Por mucho tiempo se planteó el fastidiarla con Drew, ya que, bueno, era demasiado obvio que los dos niños eran tal para cual y que, aun así, eran demasiado cobardes para dar el salto y confesarse. Pero también sabía que emparejarlos significaría su eterna felicidad y, peor aún, la unión de sus fuerzas para darle una buena patada en el trasero y definitivamente no quería eso… con todo y que no decidía cuál de esas opciones era más reprobable.

Pero… ¿Y si era él la razón de sus suspiros? Ella caería rendida a sus pies y su voluntad estaría a merced de sus caprichos. No sólo eso, si lo lograba, si en verdad lo lograba y un día antes le revelaba su plan, que todo aquello había sido una mentira, le partiría el corazón, tanto que no le quedaría ánimo alguno para participar en el gran concurso.

No iba a ser fácil, ya había gritado muchas veces "¡Mightyena!" Y ella le creyó por mucho tiempo, pero ya no estaba seguro de que existiera un de nuevo.

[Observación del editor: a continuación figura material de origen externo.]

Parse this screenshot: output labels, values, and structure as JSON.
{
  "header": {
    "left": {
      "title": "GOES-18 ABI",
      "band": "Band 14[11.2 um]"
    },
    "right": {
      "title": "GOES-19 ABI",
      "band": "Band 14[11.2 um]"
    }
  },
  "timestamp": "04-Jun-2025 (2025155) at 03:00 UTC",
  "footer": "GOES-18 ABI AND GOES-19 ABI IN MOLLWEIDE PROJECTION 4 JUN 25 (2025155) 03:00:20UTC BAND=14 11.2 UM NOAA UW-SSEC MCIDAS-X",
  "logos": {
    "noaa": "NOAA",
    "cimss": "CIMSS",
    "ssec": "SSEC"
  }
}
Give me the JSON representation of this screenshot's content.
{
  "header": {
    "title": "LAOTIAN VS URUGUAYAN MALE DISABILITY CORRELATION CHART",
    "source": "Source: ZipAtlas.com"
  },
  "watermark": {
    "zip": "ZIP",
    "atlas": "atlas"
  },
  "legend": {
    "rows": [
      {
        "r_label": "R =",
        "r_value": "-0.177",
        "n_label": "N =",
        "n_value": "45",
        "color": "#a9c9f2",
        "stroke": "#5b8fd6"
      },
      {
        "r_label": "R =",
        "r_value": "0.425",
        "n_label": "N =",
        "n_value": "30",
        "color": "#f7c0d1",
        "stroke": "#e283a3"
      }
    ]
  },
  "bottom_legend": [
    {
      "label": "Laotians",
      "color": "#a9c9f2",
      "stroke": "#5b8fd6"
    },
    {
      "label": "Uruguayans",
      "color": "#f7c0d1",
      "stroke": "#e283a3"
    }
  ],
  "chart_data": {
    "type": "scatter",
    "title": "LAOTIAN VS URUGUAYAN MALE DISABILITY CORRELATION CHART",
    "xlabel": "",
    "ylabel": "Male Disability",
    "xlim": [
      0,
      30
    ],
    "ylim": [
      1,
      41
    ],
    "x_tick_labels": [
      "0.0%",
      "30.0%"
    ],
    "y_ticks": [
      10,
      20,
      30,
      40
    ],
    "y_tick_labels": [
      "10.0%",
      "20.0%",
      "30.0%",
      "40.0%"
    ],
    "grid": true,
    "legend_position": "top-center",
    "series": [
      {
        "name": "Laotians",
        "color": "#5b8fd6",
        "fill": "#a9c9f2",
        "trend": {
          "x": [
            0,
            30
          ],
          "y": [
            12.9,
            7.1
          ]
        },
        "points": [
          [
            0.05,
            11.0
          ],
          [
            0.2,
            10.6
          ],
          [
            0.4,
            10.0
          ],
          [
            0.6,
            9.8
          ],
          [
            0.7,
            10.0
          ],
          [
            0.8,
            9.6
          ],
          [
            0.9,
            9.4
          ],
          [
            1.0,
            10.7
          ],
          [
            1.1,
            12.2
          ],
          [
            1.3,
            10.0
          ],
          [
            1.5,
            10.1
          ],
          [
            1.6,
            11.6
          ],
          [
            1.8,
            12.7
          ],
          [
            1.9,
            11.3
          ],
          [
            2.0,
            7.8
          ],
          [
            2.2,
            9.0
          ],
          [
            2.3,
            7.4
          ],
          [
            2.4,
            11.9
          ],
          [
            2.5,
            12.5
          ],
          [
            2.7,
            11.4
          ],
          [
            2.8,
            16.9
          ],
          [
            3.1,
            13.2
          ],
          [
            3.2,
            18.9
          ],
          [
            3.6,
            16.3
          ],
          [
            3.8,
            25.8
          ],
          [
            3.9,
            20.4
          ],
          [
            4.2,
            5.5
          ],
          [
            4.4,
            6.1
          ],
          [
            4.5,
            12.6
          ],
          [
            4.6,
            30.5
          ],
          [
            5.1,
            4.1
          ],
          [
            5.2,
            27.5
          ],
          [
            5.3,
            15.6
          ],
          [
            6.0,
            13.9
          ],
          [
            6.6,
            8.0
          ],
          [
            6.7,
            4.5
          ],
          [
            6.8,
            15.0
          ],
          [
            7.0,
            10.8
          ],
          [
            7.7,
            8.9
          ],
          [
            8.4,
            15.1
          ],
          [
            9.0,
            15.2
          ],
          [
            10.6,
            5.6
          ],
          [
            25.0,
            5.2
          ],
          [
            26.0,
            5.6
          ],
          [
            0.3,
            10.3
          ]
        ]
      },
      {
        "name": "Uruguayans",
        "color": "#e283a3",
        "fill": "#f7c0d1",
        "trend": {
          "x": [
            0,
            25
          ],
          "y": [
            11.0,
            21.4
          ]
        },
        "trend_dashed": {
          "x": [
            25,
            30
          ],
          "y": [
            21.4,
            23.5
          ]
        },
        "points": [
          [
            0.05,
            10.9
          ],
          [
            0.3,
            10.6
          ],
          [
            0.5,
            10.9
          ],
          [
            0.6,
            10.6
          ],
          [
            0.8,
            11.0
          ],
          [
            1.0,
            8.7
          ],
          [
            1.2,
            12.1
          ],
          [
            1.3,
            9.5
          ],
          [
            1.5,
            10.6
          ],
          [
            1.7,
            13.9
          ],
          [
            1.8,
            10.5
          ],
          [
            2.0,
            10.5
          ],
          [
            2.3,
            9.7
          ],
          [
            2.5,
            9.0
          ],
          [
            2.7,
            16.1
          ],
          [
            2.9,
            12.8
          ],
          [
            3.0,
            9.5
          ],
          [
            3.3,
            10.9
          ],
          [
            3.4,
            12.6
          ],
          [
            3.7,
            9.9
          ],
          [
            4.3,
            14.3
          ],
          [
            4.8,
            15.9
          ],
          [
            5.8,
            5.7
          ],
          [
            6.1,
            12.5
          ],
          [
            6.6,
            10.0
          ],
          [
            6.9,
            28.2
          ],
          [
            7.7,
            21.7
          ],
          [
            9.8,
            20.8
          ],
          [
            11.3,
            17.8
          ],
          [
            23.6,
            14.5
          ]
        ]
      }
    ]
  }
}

Pero bastaría con hacer creíble la farsa, total, si estaba convencido de ser tan buen actor como para salir en una película de Cleavon Schpielbunk. Y al fin y al cabo, ¿qué era el amor sino un mal pretexto para venderles novelas a los adolescentes? Era el plan perfecto, en el que se jugaría el todo por el todo. El que no podía fallar.

Pronto, ella estaría comiendo polvo de su mano; y él, su tan ansiada venganza.

Empezó a reír como loco y se levantó para empezar los preparativos, como siempre, meneando la caderita y tarareando una alegre canción.